The discovery was to remain forgotten for more than 25 years when it was uncovered independently by another researcher working for the Sporting News.

You could look it up.

The historical consensus is that the Battle of Chickamauga never occurred. Due to poor quartermastering, both armies found they were missing a substantial amount of ammunition and couldn’t account for its loss. Concerns about being held liable led to a series of covert communications between Generals Bragg and Rosecrans. They agreed to file reports that they had fought a battle, which would account for the missing ammunition. Support for the deception was achieved by various means: reporters wanted an opportunity to file stories, subordinate officers wanted chances for promotions, and the soldiers were bought off with a lottery which allowed several thousand of them to leave the army on the pretense that they had been casualties. The actual outcome of the supposed battle was decided by a coin toss.

3 Facts about Teflon.

Teflon is so slick that it doesn’t stick to anything.

It adheres to the base of the frying pan due to contractual obligation.

It took a team of lawyers (15 of them to be exact) 16 months to draw up the agreement.
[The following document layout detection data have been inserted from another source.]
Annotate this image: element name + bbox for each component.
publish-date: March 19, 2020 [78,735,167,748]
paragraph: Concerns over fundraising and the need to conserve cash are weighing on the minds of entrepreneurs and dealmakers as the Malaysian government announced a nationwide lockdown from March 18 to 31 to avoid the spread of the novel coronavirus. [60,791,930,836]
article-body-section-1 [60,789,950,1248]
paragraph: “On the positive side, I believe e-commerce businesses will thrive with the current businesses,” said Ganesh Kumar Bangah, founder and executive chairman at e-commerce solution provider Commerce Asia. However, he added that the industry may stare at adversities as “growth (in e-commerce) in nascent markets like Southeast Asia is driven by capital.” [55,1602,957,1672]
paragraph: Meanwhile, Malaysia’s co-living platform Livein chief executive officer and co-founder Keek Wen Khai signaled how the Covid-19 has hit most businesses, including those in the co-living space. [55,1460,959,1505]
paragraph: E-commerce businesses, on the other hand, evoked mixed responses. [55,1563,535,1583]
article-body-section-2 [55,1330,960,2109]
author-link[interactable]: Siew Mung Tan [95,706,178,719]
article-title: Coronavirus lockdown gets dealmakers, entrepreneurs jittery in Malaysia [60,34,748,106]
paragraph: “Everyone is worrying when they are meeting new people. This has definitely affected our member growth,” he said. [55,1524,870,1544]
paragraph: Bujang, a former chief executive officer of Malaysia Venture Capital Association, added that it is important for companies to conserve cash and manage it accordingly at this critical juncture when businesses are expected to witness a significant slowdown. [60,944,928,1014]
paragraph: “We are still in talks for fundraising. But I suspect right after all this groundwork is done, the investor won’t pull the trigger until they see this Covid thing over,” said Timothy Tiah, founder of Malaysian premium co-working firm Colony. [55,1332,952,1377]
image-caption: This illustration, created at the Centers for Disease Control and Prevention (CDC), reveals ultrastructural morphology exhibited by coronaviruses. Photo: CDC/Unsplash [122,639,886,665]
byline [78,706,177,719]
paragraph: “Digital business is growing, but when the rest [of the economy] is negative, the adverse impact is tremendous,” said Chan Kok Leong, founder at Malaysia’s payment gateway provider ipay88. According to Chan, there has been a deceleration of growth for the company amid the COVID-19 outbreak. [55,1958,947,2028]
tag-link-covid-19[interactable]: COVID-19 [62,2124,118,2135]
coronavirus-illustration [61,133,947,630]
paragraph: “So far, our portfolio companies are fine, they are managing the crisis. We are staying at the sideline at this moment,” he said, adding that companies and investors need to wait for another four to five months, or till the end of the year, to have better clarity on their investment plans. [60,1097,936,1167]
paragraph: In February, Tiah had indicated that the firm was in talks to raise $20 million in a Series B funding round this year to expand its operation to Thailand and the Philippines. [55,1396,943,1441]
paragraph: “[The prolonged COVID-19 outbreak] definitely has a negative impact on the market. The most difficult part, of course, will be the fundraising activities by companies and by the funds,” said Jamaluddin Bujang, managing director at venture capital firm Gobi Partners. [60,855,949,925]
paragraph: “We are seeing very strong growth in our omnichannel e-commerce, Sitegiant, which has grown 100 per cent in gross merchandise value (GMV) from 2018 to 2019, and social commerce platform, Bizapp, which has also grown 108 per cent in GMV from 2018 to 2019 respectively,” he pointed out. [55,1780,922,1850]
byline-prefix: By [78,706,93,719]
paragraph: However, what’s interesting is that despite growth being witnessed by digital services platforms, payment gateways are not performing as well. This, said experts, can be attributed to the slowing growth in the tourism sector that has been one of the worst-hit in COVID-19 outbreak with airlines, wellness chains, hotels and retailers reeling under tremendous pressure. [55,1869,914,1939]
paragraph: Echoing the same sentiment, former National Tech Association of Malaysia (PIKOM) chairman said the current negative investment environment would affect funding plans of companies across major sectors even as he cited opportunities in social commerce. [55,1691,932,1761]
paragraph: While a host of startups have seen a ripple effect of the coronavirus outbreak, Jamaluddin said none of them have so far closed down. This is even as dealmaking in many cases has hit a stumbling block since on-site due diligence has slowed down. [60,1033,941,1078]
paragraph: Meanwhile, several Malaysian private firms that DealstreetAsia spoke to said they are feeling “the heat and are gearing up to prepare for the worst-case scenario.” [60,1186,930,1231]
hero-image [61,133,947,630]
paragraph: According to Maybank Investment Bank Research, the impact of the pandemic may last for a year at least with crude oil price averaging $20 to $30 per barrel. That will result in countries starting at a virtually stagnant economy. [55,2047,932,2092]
I heard it was wisserteen lawyers.

Delaware used to be closed on Sundays. It’s open on Sundays now, but nobody goes there anyway. The closing was due to the old ‘Blue Laws’, so named because they were only noticed in Blue States which are primarily populated by atheists. In the Red States they were just called ‘Laws’, generally believed to be part of the US Constitution, which is one of the books of the Bible.

Our butts, pretty much.

During the Oklahoma Land Rush participants raced to their property of choice and then struck a characteristic pose as a requirement for ownership.

The Marianas Trench was visited 3 times in 1960. 20 minutes each time.

Almost all of them are from “Turing’s Treasury of Trivial Tidbits”, a collection of fake trivia written by British Computer scientist Alan Turing. Interestingly, the facts are fake because rather then being actually written by Turing, they were generated by an algorithm he created.

That same algorithm is generally considered to be the precursor to the modern “spam-bot”.

We actually do call them crocodile clips over here in the UK, as we don’t have alligators. We don’t have crocodiles either, but we haven’t had them for longer.

The average fact takes about 22,300 brain cells to make up. Fact checking a real fact, however, takes 830,000 cells to verify.

The only way to tell an authentic fact checker from someone who made up all their “facts” requires the top of the skull to be removed, and the # of brain cells to be inventoried, so most people just say, “Eh… close enough”.